The Race Relations (Amendment) Act 2000 will help to ensure that public services, including the NHS, promote racial equality across the board. It will demand that all public sector bodies implement and audit race equality strategies, and that any major proposal to change service provision is assessed for its impact on black and ethnic minority service users. We have already taken action from the centre to ensure that all parts of the NHS recognise the significance of the racial equality agenda that is at the centre of the NHS plan. The plan sets out our vision for health services and our commitment to ensuring that, both as an employer and as a provider of services, the NHS works to eliminate discrimination and promotes equality across all parts of society.

We have moved from years of neglect by giving mental health a firm footing in the NHS plan and the national service framework.
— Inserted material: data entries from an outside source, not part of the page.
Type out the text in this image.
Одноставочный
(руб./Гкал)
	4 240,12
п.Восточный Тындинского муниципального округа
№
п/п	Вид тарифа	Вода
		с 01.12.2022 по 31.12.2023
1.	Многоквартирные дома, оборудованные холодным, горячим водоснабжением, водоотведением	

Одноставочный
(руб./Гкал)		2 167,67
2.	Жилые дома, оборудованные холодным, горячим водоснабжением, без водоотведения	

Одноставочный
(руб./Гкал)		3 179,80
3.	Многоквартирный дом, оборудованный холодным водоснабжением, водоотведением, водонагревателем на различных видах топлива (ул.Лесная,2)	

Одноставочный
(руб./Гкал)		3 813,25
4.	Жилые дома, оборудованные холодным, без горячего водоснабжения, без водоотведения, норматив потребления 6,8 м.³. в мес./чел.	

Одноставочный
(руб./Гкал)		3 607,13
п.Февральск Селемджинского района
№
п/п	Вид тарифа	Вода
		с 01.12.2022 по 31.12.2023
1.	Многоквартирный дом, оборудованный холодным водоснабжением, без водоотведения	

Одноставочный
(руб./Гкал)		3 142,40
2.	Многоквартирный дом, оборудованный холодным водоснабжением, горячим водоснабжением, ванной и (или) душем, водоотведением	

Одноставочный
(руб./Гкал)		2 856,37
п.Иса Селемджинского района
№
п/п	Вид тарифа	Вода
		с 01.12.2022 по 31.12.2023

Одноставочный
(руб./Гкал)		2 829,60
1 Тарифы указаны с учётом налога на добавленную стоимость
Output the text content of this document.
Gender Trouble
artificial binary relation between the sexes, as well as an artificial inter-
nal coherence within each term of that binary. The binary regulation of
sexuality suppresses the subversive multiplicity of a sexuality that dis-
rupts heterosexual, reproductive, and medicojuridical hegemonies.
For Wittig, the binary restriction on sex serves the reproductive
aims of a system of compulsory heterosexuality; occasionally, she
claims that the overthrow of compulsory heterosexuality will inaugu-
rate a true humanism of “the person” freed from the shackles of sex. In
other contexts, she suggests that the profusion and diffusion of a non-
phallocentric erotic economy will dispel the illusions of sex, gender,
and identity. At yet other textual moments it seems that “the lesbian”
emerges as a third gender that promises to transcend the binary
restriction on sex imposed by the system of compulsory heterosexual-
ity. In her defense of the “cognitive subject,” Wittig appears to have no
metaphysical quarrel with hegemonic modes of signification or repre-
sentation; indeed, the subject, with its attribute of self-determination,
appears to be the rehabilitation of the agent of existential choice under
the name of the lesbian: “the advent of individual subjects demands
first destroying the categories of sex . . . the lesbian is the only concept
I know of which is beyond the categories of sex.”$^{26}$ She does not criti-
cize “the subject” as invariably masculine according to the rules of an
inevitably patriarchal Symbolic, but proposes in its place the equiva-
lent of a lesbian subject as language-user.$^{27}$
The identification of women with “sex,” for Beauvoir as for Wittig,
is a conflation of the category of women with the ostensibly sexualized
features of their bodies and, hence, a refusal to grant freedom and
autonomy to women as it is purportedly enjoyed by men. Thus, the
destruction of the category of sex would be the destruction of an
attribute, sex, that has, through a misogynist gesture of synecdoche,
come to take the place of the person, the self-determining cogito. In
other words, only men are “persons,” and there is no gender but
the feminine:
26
For the first time ever, we have a broad vision that is acceptable to and supported by service users. Now we must target areas of concern, which is why we have instigated the first ever national black and minority ethnic mental health strategy.

We have a particular duty in mental health to ensure that when people are ill and at their most vulnerable, they receive services that are respectful and address the diversity of their needs. To achieve that, we must acknowledge and understand those needs. Racism cannot he tolerated, and neither can ignorance. I will do my utmost, as will the Government, to ensure that these changes transform the experience of all those who use mental health services, across every community in the country. Everyone deserves the best that the NHS has to offer, and we are committed to ensuring the widest possible access to the best possible services for all our communities.

Question put and agreed to.

Adjourned accordingly at two minutes to Three o'clock.